Question

A counter consists of a cylindrical cathode of radius 1cm and an anode wire of radius 0.01cm which is placed along the axis of the cathode. A voltage of 2.3kV is applied between the cathode and anode. The electric field on the anode surface must be:
(A) \[2.3\times {{10}^{5}}\] V/m
(B) \[5\times {{10}^{6}}\]V/m
(C) \[4.6\times {{10}^{5}}\]V/m
(D) \[2.5\times {{10}^{6}}\]V/m

Answer 1

Hint:We have a cylindrical shape and given outer radius and inner radius. Geiger counters are used to detect radiation viz beta and alpha particles. The counter consists of a tube filled with an inert gas that becomes conductive of electricity when it is impacted by a high-energy particle.
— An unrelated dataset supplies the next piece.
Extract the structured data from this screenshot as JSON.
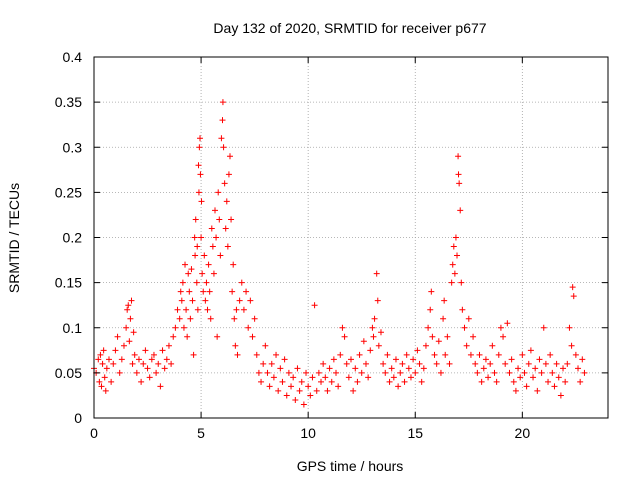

Complete step by step answer:
The radius of the outer cylinder is \[{{R}_{2}}=1\]cm
The radius of the inner wire cylinder \[{{R}_{1}}=0.01\]cm
For cylindrical capacitor capacitance is given by the formula, \[C=\dfrac{2\pi {{\varepsilon }_{0}}L}{\ln (\dfrac{{{R}_{2}}}{{{R}_{1}}})}\]
Now given in the question the value of potential difference across the ends is 2.3kV viz 2300 V
Using the formula to calculate the charge, Q=CV
Q= \[CV=\dfrac{2\pi {{\varepsilon }_{0}}LV}{\ln (\dfrac{{{R}_{2}}}{{{R}_{1}}})}\]
Now let us find the charge density that is charge per unit length denoted by \[\lambda \]
\[\lambda \]= \[=\dfrac{Q}{L}\]
\[=\dfrac{2\pi {{\varepsilon }_{0}}V}{\ln (\dfrac{{{R}_{2}}}{{{R}_{1}}})}\]
We know electric field due to a rod or wire in the shape of cylindrical is given by \[E=\dfrac{\lambda }{2\pi {{\varepsilon }_{0}}{{R}_{1}}}\]
Substituting the values,
\[=\dfrac{V}{{{R}_{1}}\ln (\dfrac{{{R}_{2}}}{{{R}_{1}}})}\]
\[=\dfrac{2300}{(0.01\times {{10}^{-2}})\ln (100)}\]
= \[5\times {{10}^{6}}V/m\]
This matches with the option (B), hence, the correct option is (B).

Note: While substituting the values we should keep in mind that all the units must be in standard SI. The voltage was given in kilo Volt, w converted into volt. The counter has a cylindrical capacitor and so formula for cylindrical capacitance is used.